You may have heard the term “MPLS”, but not know much about it. If so, it’s time to learn more!
Imagine that you’re a WAN service provider, and that you make your money by leasing bandwidth to customers. A customer’s goal is to reliably connect its sites together so that its applications run correctly, while spending as little as possible on WAN services. Your goal is to make as much profit as possible while keeping your customers reasonably happy. To illustrate the concepts, we’ll need an example topology.
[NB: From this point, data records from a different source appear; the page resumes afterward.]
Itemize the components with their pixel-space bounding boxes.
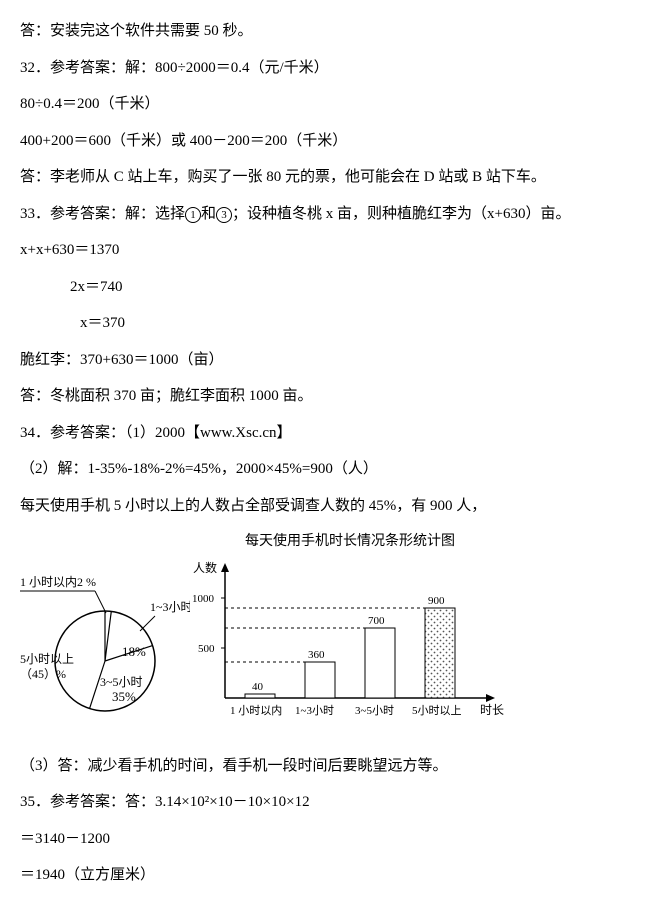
pie-label-3to5: 3~5小时 (100, 675, 143, 689)
calc-line: 脆红李：370+630＝1000（亩） (20, 349, 645, 372)
bar-y-label: 人数 (193, 560, 217, 575)
charts-container: 1 小时以内2 % 1~3小时 18% 3~5小时 35% 5小时以上 （45）… (20, 531, 645, 741)
question-32-solution: 32．参考答案：解：800÷2000＝0.4（元/千米） (20, 57, 645, 80)
bar-rect (305, 662, 335, 698)
question-35-solution: 35．参考答案：答：3.14×10²×10－10×10×12 (20, 791, 645, 814)
answer-text: 答：冬桃面积 370 亩；脆红李面积 1000 亩。 (20, 385, 645, 408)
bar-chart: 每天使用手机时长情况条形统计图 人数 时长 1000 500 (190, 531, 510, 741)
pie-chart: 1 小时以内2 % 1~3小时 18% 3~5小时 35% 5小时以上 （45）… (20, 561, 190, 731)
circled-number-icon: 1 (185, 207, 201, 223)
bar-ytick: 1000 (192, 593, 215, 605)
pie-label-over5-line1: 5小时以上 (20, 652, 74, 666)
question-34-solution: 34．参考答案：（1）2000【www.Xsc.cn】 (20, 422, 645, 445)
calc-line: （2）解：1-35%-18%-2%=45%，2000×45%=900（人） (20, 458, 645, 481)
bar-rect-highlight (425, 608, 455, 698)
pie-label-3to5pct: 35% (112, 689, 136, 704)
bar-rect (245, 694, 275, 698)
pie-label-within1h: 1 小时以内2 % (20, 575, 96, 589)
question-33-solution: 33．参考答案：解：选择1和3；设种植冬桃 x 亩，则种植脆红李为（x+630）… (20, 203, 645, 226)
calc-line: ＝3140－1200 (20, 828, 645, 851)
text-fragment: 33．参考答案：解：选择 (20, 206, 185, 222)
answer-text: 答：李老师从 C 站上车，购买了一张 80 元的票，他可能会在 D 站或 B 站… (20, 166, 645, 189)
bar-ytick: 500 (198, 643, 215, 655)
answer-text: 每天使用手机 5 小时以上的人数占全部受调查人数的 45%，有 900 人， (20, 495, 645, 518)
text-fragment: ；设种植冬桃 x 亩，则种植脆红李为（x+630）亩。 (232, 206, 570, 222)
bar-rect (365, 628, 395, 698)
text-fragment: 和 (201, 206, 216, 222)
bar-x-label: 时长 (480, 703, 504, 717)
bar-value: 360 (308, 649, 325, 661)
bar-xcat: 1~3小时 (295, 704, 334, 717)
calc-line: 80÷0.4＝200（千米） (20, 93, 645, 116)
circled-number-icon: 3 (216, 207, 232, 223)
calc-line: x＝370 (80, 312, 645, 335)
bar-chart-title: 每天使用手机时长情况条形统计图 (190, 531, 510, 552)
pie-label-1to3pct: 18% (122, 644, 146, 659)
bar-value: 900 (428, 595, 445, 607)
calc-line: 400+200＝600（千米）或 400－200＝200（千米） (20, 130, 645, 153)
calc-line: 2x＝740 (70, 276, 645, 299)
calc-line: x+x+630＝1370 (20, 239, 645, 262)
bar-xcat: 5小时以上 (412, 704, 462, 717)
bar-value: 40 (252, 681, 264, 693)
arrow-up-icon (221, 563, 229, 572)
bar-xcat: 1 小时以内 (230, 703, 282, 717)
answer-text: （3）答：减少看手机的时间，看手机一段时间后要眺望远方等。 (20, 755, 645, 778)
calc-line: ＝1940（立方厘米） (20, 864, 645, 887)
answer-text: 答：安装完这个软件共需要 50 秒。 (20, 20, 645, 43)
bar-xcat: 3~5小时 (355, 704, 394, 717)
bar-value: 700 (368, 615, 385, 627)
pie-label-1to3: 1~3小时 (150, 600, 190, 614)
pie-label-over5-line2: （45）% (20, 667, 66, 681)
arrow-right-icon (486, 694, 495, 702)
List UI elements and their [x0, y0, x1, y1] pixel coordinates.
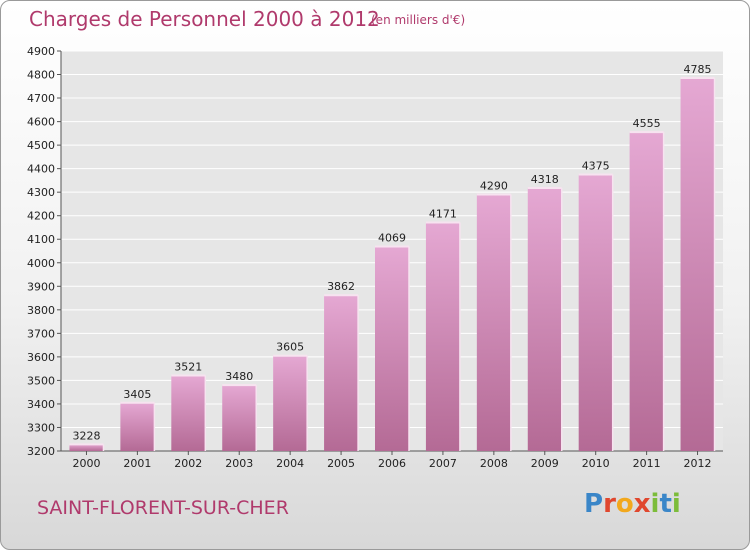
x-tick-label: 2004 [276, 457, 304, 470]
y-tick-label: 3400 [27, 398, 55, 411]
data-label: 4375 [582, 160, 610, 173]
data-label: 3521 [174, 360, 202, 373]
data-label: 4069 [378, 232, 406, 245]
data-label: 4555 [633, 117, 661, 130]
bar [120, 402, 155, 451]
data-label: 3405 [123, 388, 151, 401]
y-tick-label: 4300 [27, 186, 55, 199]
data-label: 4171 [429, 208, 457, 221]
data-label: 3228 [72, 429, 100, 442]
x-tick-label: 2012 [684, 457, 712, 470]
logo-letter: t [659, 489, 672, 519]
x-tick-label: 2006 [378, 457, 406, 470]
y-tick-label: 4700 [27, 92, 55, 105]
data-label: 4785 [684, 63, 712, 76]
y-tick-label: 4900 [27, 45, 55, 58]
y-tick-label: 4000 [27, 257, 55, 270]
bar [171, 375, 206, 451]
y-tick-label: 3300 [27, 421, 55, 434]
y-tick-label: 4200 [27, 210, 55, 223]
bar [273, 355, 308, 451]
chart-subtitle: (en milliers d'€) [371, 13, 466, 27]
x-tick-label: 2000 [72, 457, 100, 470]
chart-title: Charges de Personnel 2000 à 2012 [29, 7, 380, 31]
bar [680, 78, 715, 451]
bar [69, 444, 104, 451]
x-tick-label: 2009 [531, 457, 559, 470]
y-tick-label: 3700 [27, 327, 55, 340]
y-tick-label: 4600 [27, 116, 55, 129]
x-tick-label: 2001 [123, 457, 151, 470]
y-tick-label: 4800 [27, 69, 55, 82]
logo-letter: o [615, 489, 634, 519]
bar [629, 132, 664, 452]
y-tick-label: 4500 [27, 139, 55, 152]
bar [375, 246, 409, 451]
data-label: 3480 [225, 370, 253, 383]
y-tick-label: 3200 [27, 445, 55, 458]
x-tick-label: 2008 [480, 457, 508, 470]
data-label: 3605 [276, 341, 304, 354]
logo-letter: i [671, 489, 681, 519]
bar [222, 385, 257, 451]
bar [425, 222, 460, 451]
data-label: 3862 [327, 280, 355, 293]
y-tick-label: 3500 [27, 374, 55, 387]
town-name: SAINT-FLORENT-SUR-CHER [37, 497, 289, 519]
x-tick-label: 2011 [633, 457, 661, 470]
y-tick-label: 4100 [27, 233, 55, 246]
y-tick-label: 4400 [27, 163, 55, 176]
y-tick-label: 3800 [27, 304, 55, 317]
bar [324, 295, 359, 451]
bar [578, 174, 613, 451]
logo-letter: x [633, 489, 651, 519]
logo-letter: i [650, 489, 660, 519]
logo-letter: P [584, 489, 604, 519]
proxiti-logo: Proxiti [584, 489, 681, 519]
y-tick-label: 3900 [27, 280, 55, 293]
bar [476, 194, 511, 451]
x-tick-label: 2010 [582, 457, 610, 470]
bar [527, 187, 562, 452]
x-tick-label: 2005 [327, 457, 355, 470]
x-tick-label: 2007 [429, 457, 457, 470]
logo-letter: r [603, 489, 616, 519]
data-label: 4318 [531, 173, 559, 186]
data-label: 4290 [480, 180, 508, 193]
x-tick-label: 2003 [225, 457, 253, 470]
y-tick-label: 3600 [27, 351, 55, 364]
x-tick-label: 2002 [174, 457, 202, 470]
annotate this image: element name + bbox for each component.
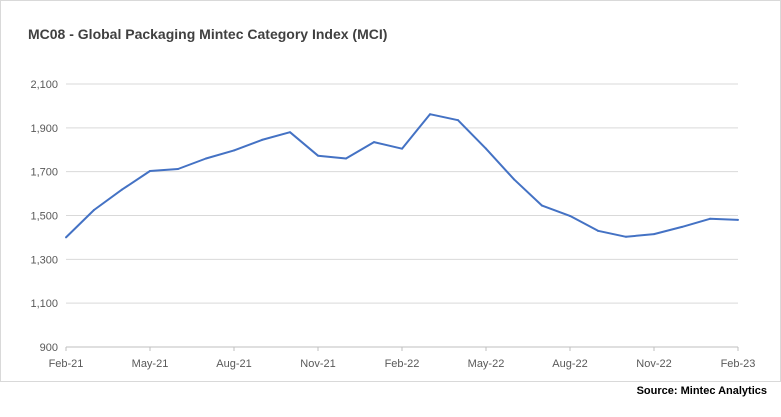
data-point [737,218,739,221]
data-point [485,147,487,150]
y-tick-label: 1,100 [30,298,58,310]
data-point [121,188,123,191]
gridlines [66,83,738,348]
data-point [261,138,263,141]
data-point [569,214,571,217]
x-tick-label: May-22 [468,358,505,370]
data-point [93,209,95,212]
series-group [65,113,739,239]
chart-title: MC08 - Global Packaging Mintec Category … [28,26,388,42]
x-tick-label: Nov-21 [300,358,335,370]
source-note: Source: Mintec Analytics [636,385,767,397]
data-point [513,178,515,181]
data-point [653,233,655,236]
y-axis: 900 1,100 1,300 1,500 1,700 1,900 2,100 [30,79,58,354]
x-tick-label: Nov-22 [636,358,671,370]
x-tick-label: Feb-23 [721,358,756,370]
data-point [317,154,319,157]
data-point [205,157,207,160]
y-tick-label: 2,100 [30,79,58,91]
x-tick-label: Aug-22 [552,358,587,370]
series-line [65,113,739,239]
data-point [177,168,179,171]
data-point [65,236,67,239]
x-axis: Feb-21 May-21 Aug-21 Nov-21 Feb-22 May-22 Aug-… [49,347,756,370]
chart-frame [0,0,781,382]
data-point [429,113,431,116]
data-point [681,225,683,228]
y-tick-label: 1,500 [30,211,58,223]
x-tick-label: Feb-22 [385,358,420,370]
y-tick-label: 1,900 [30,123,58,135]
data-point [709,217,711,220]
y-tick-label: 1,700 [30,167,58,179]
data-point [289,131,291,134]
data-point [345,157,347,160]
data-point [401,147,403,150]
data-point [597,229,599,232]
data-point [457,119,459,122]
y-tick-label: 1,300 [30,254,58,266]
x-tick-label: Aug-21 [216,358,251,370]
line-chart: 900 1,100 1,300 1,500 1,700 1,900 2,100 Feb-21… [30,79,756,370]
data-point [233,149,235,152]
y-tick-label: 900 [40,342,58,354]
data-point [149,170,151,173]
data-point [625,235,627,238]
x-tick-label: May-21 [132,358,169,370]
data-point [373,141,375,144]
x-tick-label: Feb-21 [49,358,84,370]
data-point [541,204,543,207]
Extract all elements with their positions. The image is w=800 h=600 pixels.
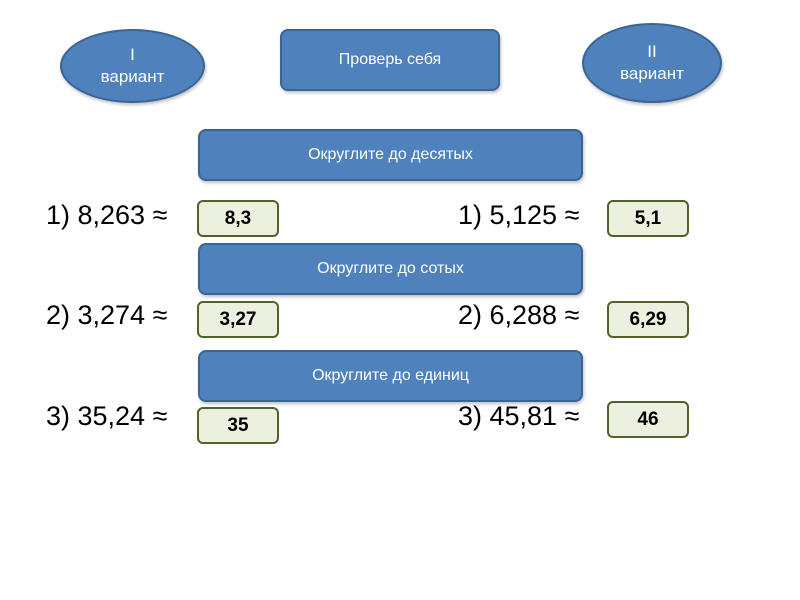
task-1-variant-2: 1) 5,125 ≈ <box>458 200 580 230</box>
check-yourself-button[interactable]: Проверь себя <box>280 29 500 91</box>
answer-1-variant-2[interactable]: 5,1 <box>607 200 689 237</box>
header-round-tenths-label: Округлите до десятых <box>308 146 473 163</box>
variant-1-button[interactable]: I вариант <box>60 29 205 103</box>
task-2-variant-2: 2) 6,288 ≈ <box>458 300 580 330</box>
answer-3-variant-1[interactable]: 35 <box>197 407 279 444</box>
task-3-variant-1: 3) 35,24 ≈ <box>46 401 168 431</box>
task-2-variant-1: 2) 3,274 ≈ <box>46 300 168 330</box>
task-1-variant-1: 1) 8,263 ≈ <box>46 200 168 230</box>
answer-1-variant-1[interactable]: 8,3 <box>197 200 279 237</box>
task-3-variant-2: 3) 45,81 ≈ <box>458 401 580 431</box>
answer-3-variant-2-value: 46 <box>637 408 659 430</box>
header-round-units-label: Округлите до единиц <box>312 367 469 384</box>
variant-2-numeral: II <box>647 42 657 61</box>
answer-1-variant-2-value: 5,1 <box>634 207 662 229</box>
variant-2-button[interactable]: II вариант <box>582 23 722 103</box>
answer-2-variant-1[interactable]: 3,27 <box>197 301 279 338</box>
answer-2-variant-2-value: 6,29 <box>629 308 667 330</box>
header-round-hundredths[interactable]: Округлите до сотых <box>198 243 583 295</box>
answer-2-variant-2[interactable]: 6,29 <box>607 301 689 338</box>
answer-3-variant-1-value: 35 <box>227 414 249 436</box>
answer-2-variant-1-value: 3,27 <box>219 308 257 330</box>
variant-2-label: вариант <box>620 64 684 83</box>
check-yourself-label: Проверь себя <box>338 51 442 68</box>
header-round-units[interactable]: Округлите до единиц <box>198 350 583 402</box>
answer-1-variant-1-value: 8,3 <box>224 207 252 229</box>
variant-1-label: вариант <box>100 67 165 86</box>
header-round-hundredths-label: Округлите до сотых <box>317 260 464 277</box>
header-round-tenths[interactable]: Округлите до десятых <box>198 129 583 181</box>
variant-1-numeral: I <box>130 45 135 64</box>
answer-3-variant-2[interactable]: 46 <box>607 401 689 438</box>
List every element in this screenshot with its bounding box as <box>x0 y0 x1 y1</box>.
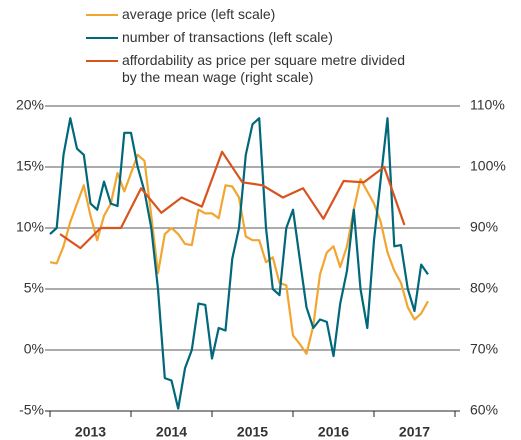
legend: average price (left scale) number of tran… <box>86 6 416 92</box>
legend-swatch <box>86 60 118 62</box>
y-tick-label: 0% <box>24 341 44 357</box>
legend-label: average price (left scale) <box>122 6 276 22</box>
x-tick-label: 2014 <box>156 424 187 440</box>
y-tick-label: -5% <box>19 402 44 418</box>
legend-label: number of transactions (left scale) <box>122 29 333 45</box>
y2-tick-label: 90% <box>470 219 498 235</box>
y2-tick-label: 80% <box>470 280 498 296</box>
y2-tick-label: 60% <box>470 402 498 418</box>
y-tick-label: 20% <box>16 97 44 113</box>
x-tick-label: 2013 <box>75 424 106 440</box>
y2-tick-label: 100% <box>470 158 506 174</box>
y-tick-label: 10% <box>16 219 44 235</box>
legend-label: affordability as price per square metre … <box>122 52 406 85</box>
y2-tick-label: 70% <box>470 341 498 357</box>
y-tick-label: 5% <box>24 280 44 296</box>
series-line <box>59 150 406 250</box>
legend-swatch <box>86 37 118 39</box>
legend-swatch <box>86 14 118 16</box>
y-tick-label: 15% <box>16 158 44 174</box>
y2-tick-label: 110% <box>470 97 505 113</box>
x-tick-label: 2016 <box>318 424 349 440</box>
series-line <box>49 153 429 355</box>
series-line <box>49 117 429 410</box>
legend-item: affordability as price per square metre … <box>86 52 416 86</box>
x-tick-label: 2017 <box>399 424 430 440</box>
legend-item: number of transactions (left scale) <box>86 29 416 46</box>
legend-item: average price (left scale) <box>86 6 416 23</box>
x-tick-label: 2015 <box>237 424 268 440</box>
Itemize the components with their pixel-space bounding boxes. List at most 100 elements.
As you can see, the WAN provider has a Customer “A” with six sites that must be connected together. For good performance of the customer’s VoIP application, a full-mesh topology is required. One possible solution would be for the provider to run an actual physical wire, fiber or wireless link (terrestrial or satellite microwave) from one customer site to another, as shown
As you can imagine, when dealing with many sites, running a full-mesh of physical links from one site to another would be cost-prohibitive. To solve this problem, years ago WAN providers devised another solution: Let’s build a fault-tolerant physical topology within the provider’s cloud using Layer-2 switches
We’ll assume that the customer is running a LAN protocol (typically Ethernet) at their sites, and uses an edge device to convert between the LAN protocol and WAN framing. The device that does this (typically a router) is referred to as a “CE” (Customer Edge) device.”
A CE device connects a customer site to a provider’s POP (Point of Presence). The POPs are distributed throughout the provider’s service area. Located at each POP will be one or more “PE” (Provider Edge) devices, which connect the provider to the CE devices at the customer sites. The PE devices also connect to “P” (Provider) devices, which form the core of the provider’s network.